New Orleans, La. –
A prayer was the appropriate finale for a ceremony welcoming Gentilly resident Janetta Mistretta back into her home. After all, for her to finally move out of a FEMA trailer and back into her own house with her children seemed nothing short of a miracle.
This ceremony came just days before the sixth anniversary of Hurricane Katrina and the levee failures that wrecked her home. Janetta's family had been displaced for very close to six years. She'd been ripped off by various contractors over that time, and even had her car stolen. As the years ticked past and troubles mounted, she was out of money and short on options.
"I was faced with living in a FEMA trailer, and the thoughts, the looks, and the reality of getting back into my house were gone," Mistretta says.
But then she found the St. Paul's Homecoming Center, a unique nonprofit formed in the wake of Katrina by St. Paul's Episcopal Church in Lakeview. It gets people back into their homes by marshalling volunteers and donations and putting case managers on the job to direct the overall effort for the long haul.
"It really is the command central hub, for the neighborhood for recovery," says executive director Connie Uddo. "As we saw Lakeview really coming along, we looked at our neighbor Gentilly, and seeing the progress and struggles Gentilly was having, we made the decision to move the center to Gentilly in January 2009."
Here they found many of the same issues Lakeview residents faced, but on a larger scale. And, as time went on and boarded-up houses lingered, the recovery cases grew more complex, as outreach manager Kathy Randoph explains.
"We still have people that's out there displaced, living with relatives, and just don't have a clue how they're going to get back in their house," she says. "Just depressed, don't know what to do, don't know which way is up. And they need someone to hold their hand while they recover."
To address complex needs, the Homecoming Center has evolved into a community center of sorts, helping fill neighborhood needs lacking since Katrina. For instance, the center runs computer classes where school kids show seniors how to connect with the online world, and the group's regular bingo nights are now a hit for residents looking for social interaction with their neighbors.
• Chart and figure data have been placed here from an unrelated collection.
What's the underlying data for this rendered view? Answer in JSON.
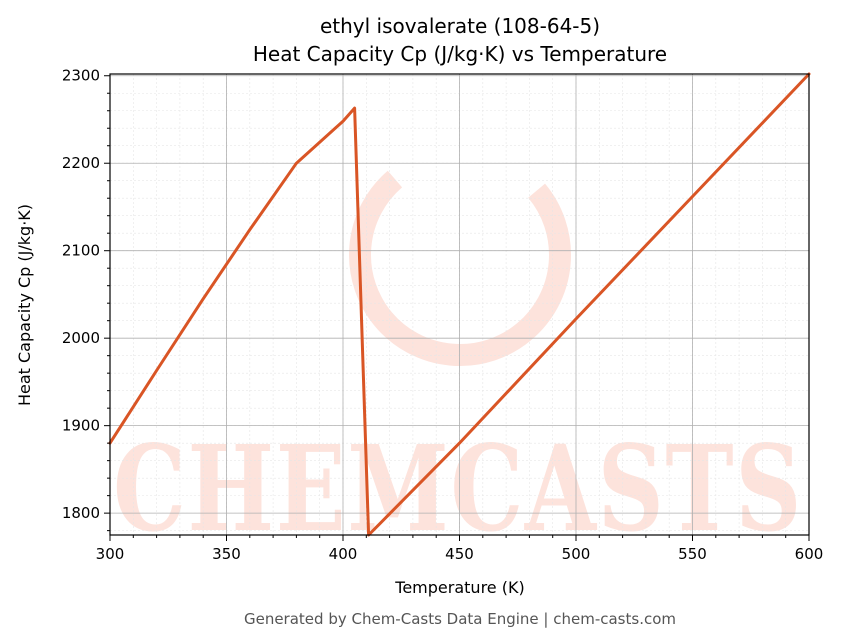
{
  "chart_data": {
    "type": "line",
    "title_line1": "ethyl isovalerate (108-64-5)",
    "title_line2": "Heat Capacity Cp (J/kg·K) vs Temperature",
    "xlabel": "Temperature (K)",
    "ylabel": "Heat Capacity Cp (J/kg·K)",
    "xlim": [
      300,
      600
    ],
    "ylim": [
      1775,
      2302
    ],
    "x_ticks": [
      300,
      350,
      400,
      450,
      500,
      550,
      600
    ],
    "y_ticks": [
      1800,
      1900,
      2000,
      2100,
      2200,
      2300
    ],
    "grid": true,
    "line_color": "#d95525",
    "series": [
      {
        "x": [
          300,
          320,
          340,
          360,
          380,
          400,
          405,
          411,
          450,
          500,
          550,
          600
        ],
        "y": [
          1880,
          1963,
          2045,
          2124,
          2200,
          2248,
          2263,
          1775,
          1880,
          2022,
          2162,
          2302
        ]
      }
    ]
  },
  "watermark": {
    "text": "CHEMCASTS",
    "color": "#fde3dc"
  },
  "footer": "Generated by Chem-Casts Data Engine | chem-casts.com"
}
Most of all though, this group works doggedly, one-on-one to remove whatever obstacles are still keeping displaced Gentilly residents from coming back.
For Janetta Mistretta, getting back under her own roof was a life-changer, and she'll never forget the relief she experienced on that first night when she was truly back home.
"And all of a sudden it was like someone had just squeezed the air of me and just let it go and it was this big big woosh and out," she says. "And the tears just started falling. And it was like this unbelievable feeling that I cannot put into words."